We do not publish causal claims.


Visualization submissions should include two parts. The main article will be a single figure (i.e. something that could be viewed on a single screen/page) and approximately 500 words (excluding caption & references) of expository text that highlights what is interesting and important about the figure. The reference list should be limited to no more than 5 citations. In addition, you should include a supplementary information file that contains details about the data and methods used to generate the figure. The supplementary file has no page limits and serves to provide methods and background for the work. At minimum, the supplemental file should provide methodological information of sufficient detail for readers to judge the veracity of the figure, reasonableness of the methods, and soundness of the conclusions drawn from the figure. To that end, while not required, we strongly encourage people to include code or post data that would allow others to replicate the work as well as discussion of aesthetic/display choices involved in producing the figure. The supplemental information file can also include background literature or other information author(s) think relevant to include. We will not copy-edit the supplementary information file.

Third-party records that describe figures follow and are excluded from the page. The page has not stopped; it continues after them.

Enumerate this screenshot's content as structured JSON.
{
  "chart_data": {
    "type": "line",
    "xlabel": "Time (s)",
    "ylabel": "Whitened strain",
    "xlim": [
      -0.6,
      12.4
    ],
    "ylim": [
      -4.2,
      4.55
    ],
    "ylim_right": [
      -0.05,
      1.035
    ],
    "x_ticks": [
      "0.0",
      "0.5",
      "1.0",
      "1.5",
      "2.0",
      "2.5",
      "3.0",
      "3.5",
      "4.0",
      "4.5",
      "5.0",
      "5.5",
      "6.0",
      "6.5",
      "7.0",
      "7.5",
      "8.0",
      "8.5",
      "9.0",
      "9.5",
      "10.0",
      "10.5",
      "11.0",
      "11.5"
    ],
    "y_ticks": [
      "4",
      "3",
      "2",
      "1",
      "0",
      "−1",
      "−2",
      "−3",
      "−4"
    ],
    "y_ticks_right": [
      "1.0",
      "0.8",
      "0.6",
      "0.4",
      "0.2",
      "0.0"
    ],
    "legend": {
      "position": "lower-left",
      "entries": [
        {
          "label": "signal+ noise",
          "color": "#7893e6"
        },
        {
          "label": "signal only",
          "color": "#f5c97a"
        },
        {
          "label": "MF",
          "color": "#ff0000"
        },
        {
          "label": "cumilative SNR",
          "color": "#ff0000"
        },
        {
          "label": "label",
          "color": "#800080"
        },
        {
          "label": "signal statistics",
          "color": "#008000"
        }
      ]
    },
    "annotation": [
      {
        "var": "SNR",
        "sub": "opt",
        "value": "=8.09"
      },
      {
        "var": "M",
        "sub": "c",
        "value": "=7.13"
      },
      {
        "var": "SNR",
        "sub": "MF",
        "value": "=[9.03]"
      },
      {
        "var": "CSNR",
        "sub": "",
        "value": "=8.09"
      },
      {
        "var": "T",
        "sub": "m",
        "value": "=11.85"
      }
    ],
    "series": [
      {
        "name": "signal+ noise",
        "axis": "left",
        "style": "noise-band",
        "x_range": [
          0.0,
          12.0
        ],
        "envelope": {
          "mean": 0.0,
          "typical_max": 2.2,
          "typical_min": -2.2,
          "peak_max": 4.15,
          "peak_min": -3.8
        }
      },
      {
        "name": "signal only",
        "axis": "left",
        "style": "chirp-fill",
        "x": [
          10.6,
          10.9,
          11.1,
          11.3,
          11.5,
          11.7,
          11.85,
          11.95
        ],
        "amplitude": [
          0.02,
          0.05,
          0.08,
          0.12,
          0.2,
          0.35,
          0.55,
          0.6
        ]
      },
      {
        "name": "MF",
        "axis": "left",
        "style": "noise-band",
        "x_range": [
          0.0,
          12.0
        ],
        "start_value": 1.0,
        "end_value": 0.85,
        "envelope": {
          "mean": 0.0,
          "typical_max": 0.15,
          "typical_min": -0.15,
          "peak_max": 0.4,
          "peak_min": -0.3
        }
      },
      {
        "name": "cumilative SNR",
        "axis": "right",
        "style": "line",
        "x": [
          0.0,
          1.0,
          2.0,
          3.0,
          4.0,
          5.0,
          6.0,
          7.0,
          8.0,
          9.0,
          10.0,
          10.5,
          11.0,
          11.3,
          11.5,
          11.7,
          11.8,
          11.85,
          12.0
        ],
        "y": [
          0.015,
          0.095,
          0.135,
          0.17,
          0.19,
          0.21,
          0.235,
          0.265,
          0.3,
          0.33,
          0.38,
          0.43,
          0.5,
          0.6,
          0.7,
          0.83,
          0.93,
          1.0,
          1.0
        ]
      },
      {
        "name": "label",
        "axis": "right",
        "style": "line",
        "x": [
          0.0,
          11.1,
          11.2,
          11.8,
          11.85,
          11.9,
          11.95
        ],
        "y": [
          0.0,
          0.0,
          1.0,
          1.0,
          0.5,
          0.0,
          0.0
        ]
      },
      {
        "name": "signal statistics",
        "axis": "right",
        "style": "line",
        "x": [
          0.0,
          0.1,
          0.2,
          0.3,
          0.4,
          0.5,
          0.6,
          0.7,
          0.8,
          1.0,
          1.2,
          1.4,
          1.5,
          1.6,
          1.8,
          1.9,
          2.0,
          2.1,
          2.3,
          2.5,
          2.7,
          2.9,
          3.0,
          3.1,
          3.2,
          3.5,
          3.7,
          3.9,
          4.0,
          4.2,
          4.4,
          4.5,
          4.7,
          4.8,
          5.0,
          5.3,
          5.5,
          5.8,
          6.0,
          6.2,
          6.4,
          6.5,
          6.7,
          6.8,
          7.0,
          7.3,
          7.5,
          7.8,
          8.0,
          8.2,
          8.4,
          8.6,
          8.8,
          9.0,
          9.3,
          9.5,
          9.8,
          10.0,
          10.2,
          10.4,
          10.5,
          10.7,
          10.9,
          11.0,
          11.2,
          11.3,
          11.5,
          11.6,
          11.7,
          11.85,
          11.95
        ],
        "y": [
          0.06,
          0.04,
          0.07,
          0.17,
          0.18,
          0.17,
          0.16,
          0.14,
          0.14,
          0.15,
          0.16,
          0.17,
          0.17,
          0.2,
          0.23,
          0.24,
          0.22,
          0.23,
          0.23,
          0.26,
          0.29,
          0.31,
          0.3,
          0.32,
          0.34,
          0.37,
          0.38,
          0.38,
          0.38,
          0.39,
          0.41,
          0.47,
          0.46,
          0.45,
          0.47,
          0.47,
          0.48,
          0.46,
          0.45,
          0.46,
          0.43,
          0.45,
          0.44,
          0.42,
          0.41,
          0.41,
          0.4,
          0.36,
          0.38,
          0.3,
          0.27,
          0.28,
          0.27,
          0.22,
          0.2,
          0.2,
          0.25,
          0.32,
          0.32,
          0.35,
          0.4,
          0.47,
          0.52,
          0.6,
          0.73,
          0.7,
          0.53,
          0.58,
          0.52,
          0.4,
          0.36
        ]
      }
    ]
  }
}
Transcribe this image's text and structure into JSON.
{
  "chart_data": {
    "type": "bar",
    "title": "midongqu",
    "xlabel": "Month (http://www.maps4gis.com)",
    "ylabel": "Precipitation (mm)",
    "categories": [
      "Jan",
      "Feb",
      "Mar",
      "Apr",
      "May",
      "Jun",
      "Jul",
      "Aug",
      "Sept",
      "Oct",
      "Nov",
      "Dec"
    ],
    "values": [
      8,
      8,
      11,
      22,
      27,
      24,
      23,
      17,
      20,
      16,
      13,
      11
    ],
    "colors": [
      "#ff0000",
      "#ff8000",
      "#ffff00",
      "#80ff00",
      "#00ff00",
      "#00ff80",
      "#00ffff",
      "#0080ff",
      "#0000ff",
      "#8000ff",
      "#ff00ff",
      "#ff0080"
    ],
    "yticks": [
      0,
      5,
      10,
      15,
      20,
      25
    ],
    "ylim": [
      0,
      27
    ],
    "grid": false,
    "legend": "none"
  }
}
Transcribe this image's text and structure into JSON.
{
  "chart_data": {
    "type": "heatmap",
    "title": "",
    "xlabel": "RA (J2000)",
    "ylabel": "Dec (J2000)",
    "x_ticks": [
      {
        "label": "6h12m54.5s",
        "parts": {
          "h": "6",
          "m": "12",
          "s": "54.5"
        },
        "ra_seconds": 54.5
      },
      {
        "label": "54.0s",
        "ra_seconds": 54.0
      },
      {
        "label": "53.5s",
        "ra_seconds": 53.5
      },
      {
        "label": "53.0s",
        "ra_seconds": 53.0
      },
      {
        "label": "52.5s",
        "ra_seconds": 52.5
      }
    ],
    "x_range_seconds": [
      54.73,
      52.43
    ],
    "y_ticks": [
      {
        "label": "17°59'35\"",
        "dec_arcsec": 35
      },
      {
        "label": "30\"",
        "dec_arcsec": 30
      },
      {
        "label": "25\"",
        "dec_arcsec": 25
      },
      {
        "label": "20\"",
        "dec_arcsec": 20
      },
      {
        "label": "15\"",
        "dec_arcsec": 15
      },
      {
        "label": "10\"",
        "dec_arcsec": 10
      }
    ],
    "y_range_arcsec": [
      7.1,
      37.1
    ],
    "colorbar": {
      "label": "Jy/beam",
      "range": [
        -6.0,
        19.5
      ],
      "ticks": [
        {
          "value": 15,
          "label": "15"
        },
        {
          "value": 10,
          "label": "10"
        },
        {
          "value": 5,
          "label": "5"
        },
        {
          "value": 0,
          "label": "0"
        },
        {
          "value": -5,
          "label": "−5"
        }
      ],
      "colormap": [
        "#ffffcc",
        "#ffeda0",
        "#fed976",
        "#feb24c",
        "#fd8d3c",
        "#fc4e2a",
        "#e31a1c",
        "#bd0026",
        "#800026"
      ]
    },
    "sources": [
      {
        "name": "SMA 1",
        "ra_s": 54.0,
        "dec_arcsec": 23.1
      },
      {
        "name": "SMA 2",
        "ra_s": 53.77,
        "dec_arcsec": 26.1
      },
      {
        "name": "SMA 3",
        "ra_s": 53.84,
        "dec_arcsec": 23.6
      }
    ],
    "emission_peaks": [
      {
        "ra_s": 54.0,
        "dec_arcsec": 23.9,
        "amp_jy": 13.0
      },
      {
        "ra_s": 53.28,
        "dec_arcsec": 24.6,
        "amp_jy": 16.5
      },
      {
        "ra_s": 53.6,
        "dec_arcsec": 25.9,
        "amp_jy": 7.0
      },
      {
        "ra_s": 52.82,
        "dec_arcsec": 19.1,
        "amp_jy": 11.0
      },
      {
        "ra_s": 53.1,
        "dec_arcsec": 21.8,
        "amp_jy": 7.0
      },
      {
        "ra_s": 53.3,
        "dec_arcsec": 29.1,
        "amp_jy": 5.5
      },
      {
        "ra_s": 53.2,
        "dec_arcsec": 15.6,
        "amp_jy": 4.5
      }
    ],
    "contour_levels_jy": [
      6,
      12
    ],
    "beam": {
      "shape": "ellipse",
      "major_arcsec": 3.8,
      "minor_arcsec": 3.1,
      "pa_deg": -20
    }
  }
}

More informally: We have a high bar for Visualizations. They have to be visually compelling and convey the descriptive information in an efficient way---something at the intersection of "amazing, put it on Twitter", "I'd cite that", and "don't need to read a full paper".


(Motivation and some of the above langauge for the Visualizations section taken from Socius.)

Letters of Inquiry

Before submitting an article, please submit a Letter of Inquiry (see important details below!)  so that we can assess whether your planned submission is suitable for the journal.  

LOIs should be no longer than a paragraph (maximum 500 words!) and address the questions below. LOIs should address all of the questions explicitly. Submitting an abstract is not a valid substitute for addressing these questions directly. Failure to do so will likely result in a rejection or a request for revision. Please note that in the review process we will pay special attention to sampling and weighting concerns, which are critical to ensure the validity of descriptive inferences. The more directly the LOI addresses these questions, the sooner we will be able to evaluate it and respond to the submission. 

  • What is being described?
  • How is the sample constructed?
  • How does it pertain to digital media?